Information sharing can constitute a failure to observe proper standards of market conduct without also being a breach of competition law or market manipulation

Market participants who share information with competitors, for example as part of the bookbuilding process, should take particular care to make sure that their conduct is that of acceptable information sharing and is not that of seeking to influence others. The FCA considers the latter to be a failure to observe proper standards of market conduct, even if it does not amount to a breach of competition law or market manipulation.

In the Final Notice issued to Mr Stephany the FCA makes clear that it did not consider that it was required to undertake an analysis of competition law when deciding whether Mr Stephany had breached his regulatory obligations. Instead, the FCA relied on its conclusion that market participants know, or ought to know, that one fund manager seeking to persuade other fund managers at competitor firms to bid at the same price, in an attempt to use their collective power to lower prices in a capital raising, is improper.

Further, the FCA made no finding that Mr Stephany breached the Market Abuse Regulation and committed market manipulation by behaving in a way that was likely to give false or misleading signals as to the demand for or price of a financial instrument.

The relevance of the decisions to information sharing in unregulated markets

These decisions concerned information sharing in regulated financial services markets. However, there is no requirement for the financial services market to be regulated in order for enforcement action to be taken in relation to anti-competitive behaviour. Whereas the FCA’s powers to take action under FSMA typically only apply to securities traded on a regulated exchange or trading platform, the competition powers arguably go wider.  

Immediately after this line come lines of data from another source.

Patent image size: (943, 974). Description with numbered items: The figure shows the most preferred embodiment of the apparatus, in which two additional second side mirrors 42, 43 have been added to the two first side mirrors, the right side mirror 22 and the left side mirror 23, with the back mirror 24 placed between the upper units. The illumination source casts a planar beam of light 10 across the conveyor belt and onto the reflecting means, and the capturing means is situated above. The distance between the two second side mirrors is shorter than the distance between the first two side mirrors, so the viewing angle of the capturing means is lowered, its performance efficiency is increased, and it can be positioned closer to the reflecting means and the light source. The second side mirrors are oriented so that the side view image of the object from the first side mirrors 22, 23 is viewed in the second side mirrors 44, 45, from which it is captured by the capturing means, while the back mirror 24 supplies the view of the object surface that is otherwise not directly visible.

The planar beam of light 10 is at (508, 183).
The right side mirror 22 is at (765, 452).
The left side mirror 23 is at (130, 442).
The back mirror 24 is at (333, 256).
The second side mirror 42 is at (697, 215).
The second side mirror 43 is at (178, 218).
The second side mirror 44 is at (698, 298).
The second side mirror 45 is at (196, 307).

When the FCA will use its competition enforcement powers and non-competition enforcement powers concurrently

When the FCA uses its competition enforcement powers this does not prevent it from also using its other enforcement powers. In this case, the FCA could have considered using its non-competition enforcement powers to find that the firms breached Principle 2 (the requirement to conduct business with due skill, care and diligence) and Principle 5 (the requirement to observe proper standards of market conduct). The FCA chose not to.

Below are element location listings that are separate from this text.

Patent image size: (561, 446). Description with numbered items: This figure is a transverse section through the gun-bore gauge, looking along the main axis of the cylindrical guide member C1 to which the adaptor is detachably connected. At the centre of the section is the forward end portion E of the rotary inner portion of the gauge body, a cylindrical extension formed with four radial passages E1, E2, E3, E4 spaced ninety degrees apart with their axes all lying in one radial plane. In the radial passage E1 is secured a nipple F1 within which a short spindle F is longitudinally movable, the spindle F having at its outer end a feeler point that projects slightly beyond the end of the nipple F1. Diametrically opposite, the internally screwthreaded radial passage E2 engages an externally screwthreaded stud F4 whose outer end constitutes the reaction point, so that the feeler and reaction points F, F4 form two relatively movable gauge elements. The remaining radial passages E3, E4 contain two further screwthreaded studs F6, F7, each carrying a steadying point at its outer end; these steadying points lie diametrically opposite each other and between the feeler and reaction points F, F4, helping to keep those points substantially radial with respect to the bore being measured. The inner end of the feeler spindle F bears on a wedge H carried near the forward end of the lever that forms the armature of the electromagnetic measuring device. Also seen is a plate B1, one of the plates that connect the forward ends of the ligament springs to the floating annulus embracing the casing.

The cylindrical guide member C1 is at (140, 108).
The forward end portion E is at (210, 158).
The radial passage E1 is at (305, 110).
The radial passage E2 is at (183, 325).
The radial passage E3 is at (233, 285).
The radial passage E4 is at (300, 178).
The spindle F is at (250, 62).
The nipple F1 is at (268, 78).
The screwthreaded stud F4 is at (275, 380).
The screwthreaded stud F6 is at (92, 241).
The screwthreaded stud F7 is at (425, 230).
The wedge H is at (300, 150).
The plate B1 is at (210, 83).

In its published guidance the FCA makes clear that there may be instances where it takes enforcement action in the same case under its non-competition enforcement powers as well as its competition enforcement powers. In this case, the FCA took the view that the enforcement action taken under its competition enforcement powers was sufficient. There is a strong argument that it would have been inappropriate for the FCA to have taken two separate enforcement actions in relation to the same conduct.

The FCA's decision only to take action under its competition enforcement powers meant that Newton received no fine at all, as it was given immunity under the competition leniency programme. Had the FCA decided: (i) only to take action under its non-competition enforcement powers; or (ii) additionally to take action under its non-competition enforcement powers, then it is unlikely that Newton would have escaped without receiving a fine. As more cases take place, it will be interesting to see in what circumstances the FCA decides to use which enforcement powers and whether that will be influenced by whether a firm has been given immunity under the competition leniency programme.

What the future holds for the FCA's use of its competition enforcement powers

It is dangerous to try and draw too many conclusions from a single case. However, it is clear that the way that market participants share information with competitors is on the FCA's radar. Individuals who share information with competitors need to make sure that they give adequate consideration to the risks associated with doing so and firms need to make sure that they have appropriate policies and procedures and systems and controls in place.

Currently, the FCA cannot use its enforcement powers in cases where the European Commission has chosen to exercise its jurisdiction. This will not be the case after Brexit. There will therefore be increased scope for the FCA to involve itself in competition cases.